1969年に「週刊現代」で産声を上げた不朽の名作『青春の門』が、誕生からちょうど50年という節目を迎えました。著者である五木寛之さんは、2017年に23年ぶりの連載再開を果たし、このほど最新刊となる『新 青春の門 第九部 漂流篇』を2019年10月15日に世に送り出しました。
福岡の筑豊で生まれた主人公・伊吹信介の波乱万丈な半生を描く本作は、世代を超えて多くの読者を熱狂させてきました。SNS上でも「令和の時代に再び信介に会えるなんて感無量だ」「昭和の熱量が今の自分にも刺さる」といった、往年のファンから若い読者まで幅広い層の歓喜の声が溢れています。
行動から思索へ、ユーラシアを彷徨う信介が迎える精神の変革
今作の舞台となるのは、1961年から1962年にかけての旧ソ連と日本です。

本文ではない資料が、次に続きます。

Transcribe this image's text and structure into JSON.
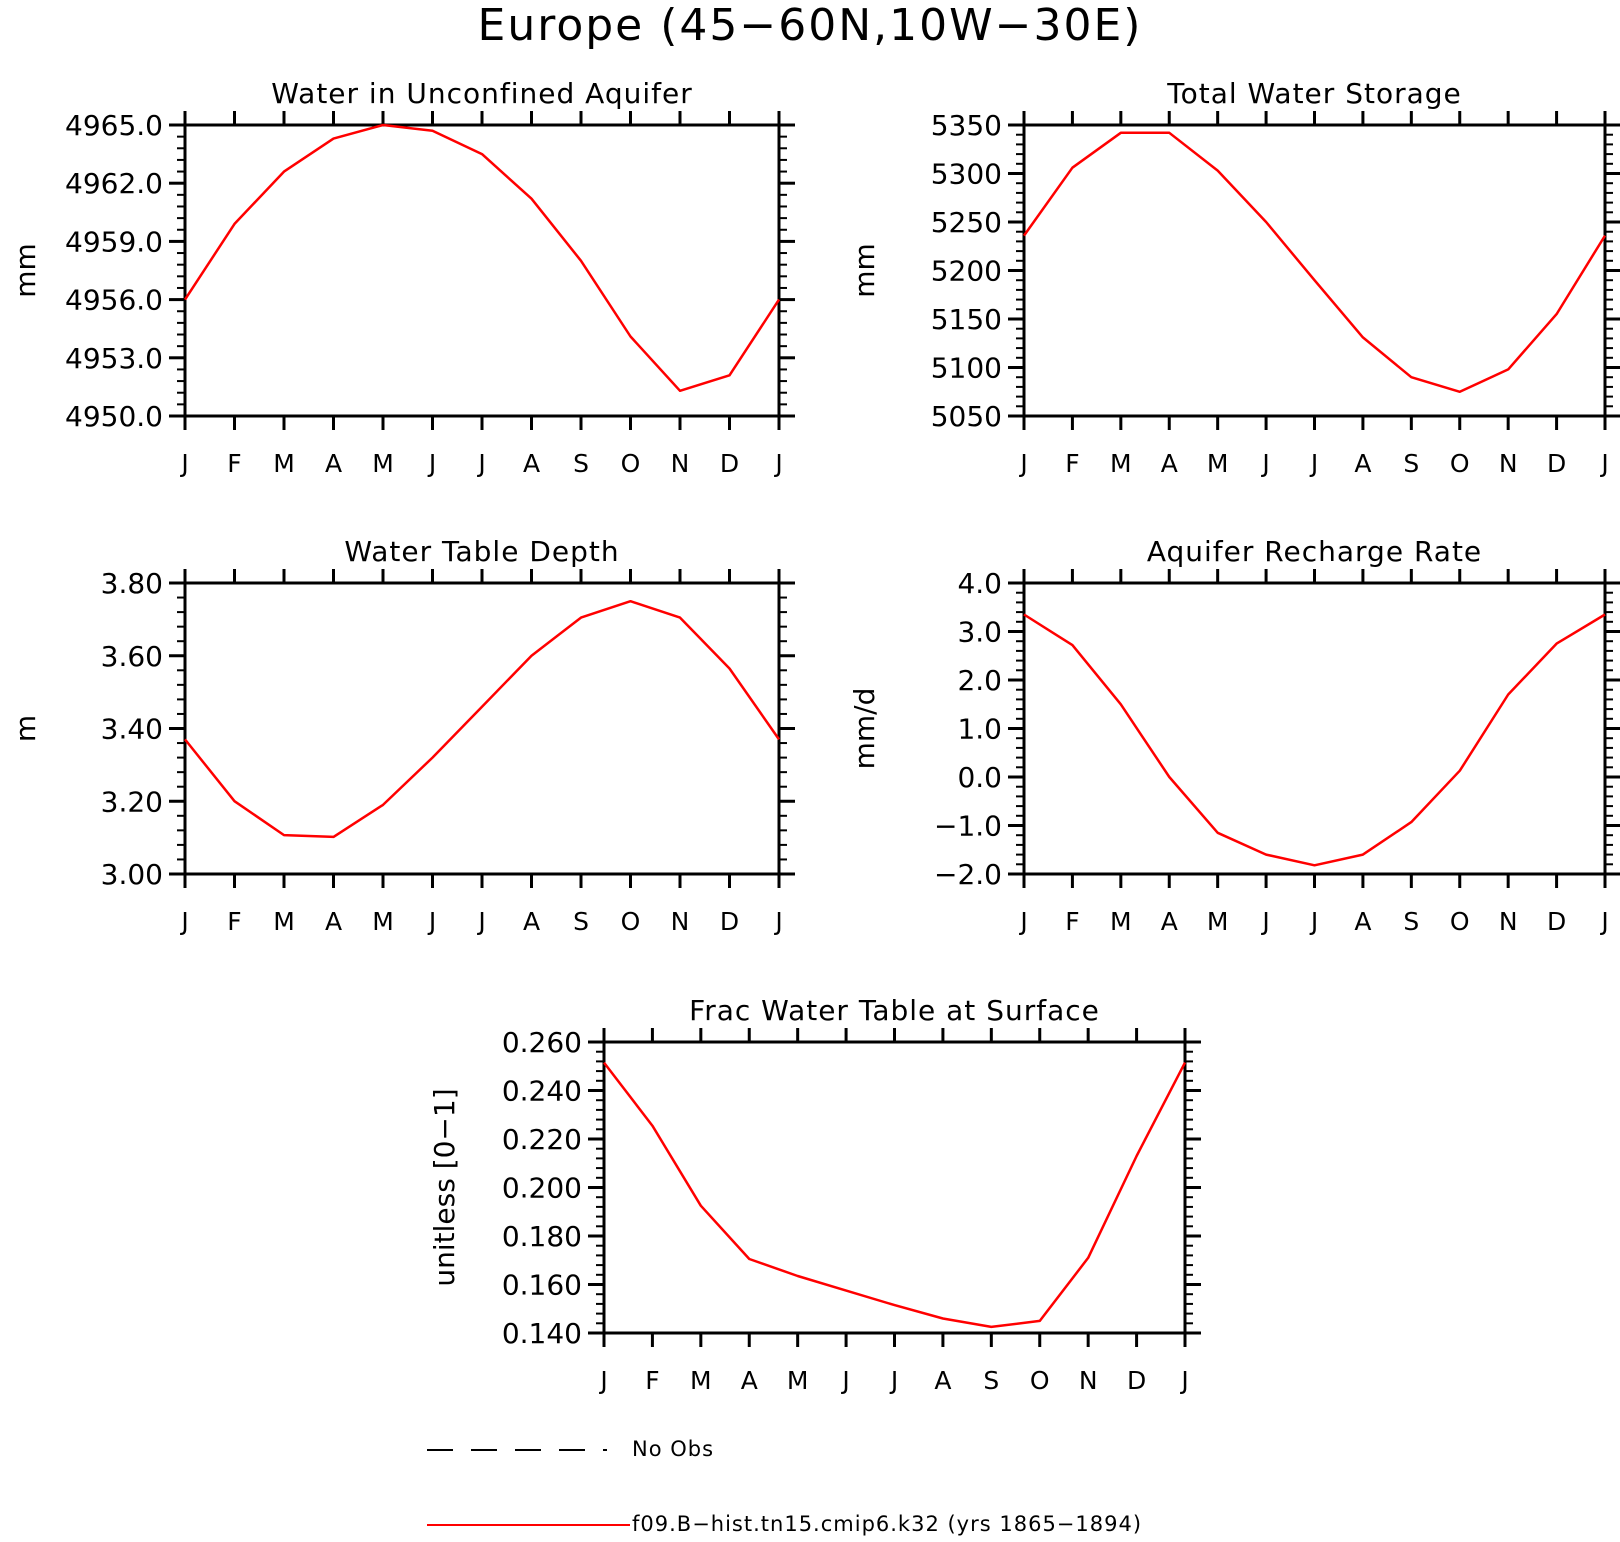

五木さんは、物語の進展について「作者が操っているようで、実は登場人物が勝手に動き出すものだ」と語ります。これまでの信介は本能のままに突き進んできましたが、今作では内面を深く見つめ直す「研鑽(けんさん)」、つまり自分を磨き上げる時期に差し掛かります。
ここで言う「研鑽」とは、単なる勉強ではなく、経験を通じて自身の精神や技術をより高みへと昇華させるプロセスを指します。信介はこれまでの行動中心の生き方から、物事を深く考える「思索」へとシフトしていくのです。その結果、彼は予定していた大陸横断を中断し、極寒のシベリアに留まるという決断を下します。
激動の音楽業界と冷戦下の文化攻勢が織りなすリアリティ
一方で、歌手となった幼なじみの牧織江もまた、新しい時代の歌を求めて苦闘しています。1960年代は、自ら曲を作り歌うシンガー・ソングライターが登場するなど、音楽界に地殻変動が起きた時代でした。作詞家としても活躍された五木さんだからこそ描ける、当時のレコード業界の再編や熱気が物語に深いリアリティを与えています。
さらに物語は、1950年代後半から暗躍した興行師(プロモーター)たちの活躍にも光を当てます。米ソ冷戦の火花が散る中、日本は両国による文化的なアピールの場となっていました。ボリショイサーカスの招へいなど、華やかなエンターテインメントの裏側に潜む国家間の思惑が、信介の運命をさらに複雑に絡め取っていきます。
ロマノフ王朝の謎と、作家が託す「声なき声」の響き
帰国した信介が東京・新宿で怪しげな仕事に就く第十部「疾走篇」では、ロシア革命後に消失したとされる「ロマノフ王朝の財宝」という壮大なミステリーも絡み合います。五木さんは、作家とは読者の代わりに「声なき声」を世に響かせる「よりしろ(神霊が宿る対象)」のような存在であるべきだと、独自の創作論を語ってくださいました。
個人的には、半世紀もの間、一人の主人公と共に歩み続ける五木さんの筆力に畏敬の念を抱かずにはいられません。かつて石炭の採掘で出た不要な岩石が積み上がった「ボタ山」という風景を知らない世代が増えても、信介が抱く普遍的な葛藤は、現代を生きる私たちの心にも必ず響くはずです。完結へ向けた信介の疾走を、共に見届けましょう。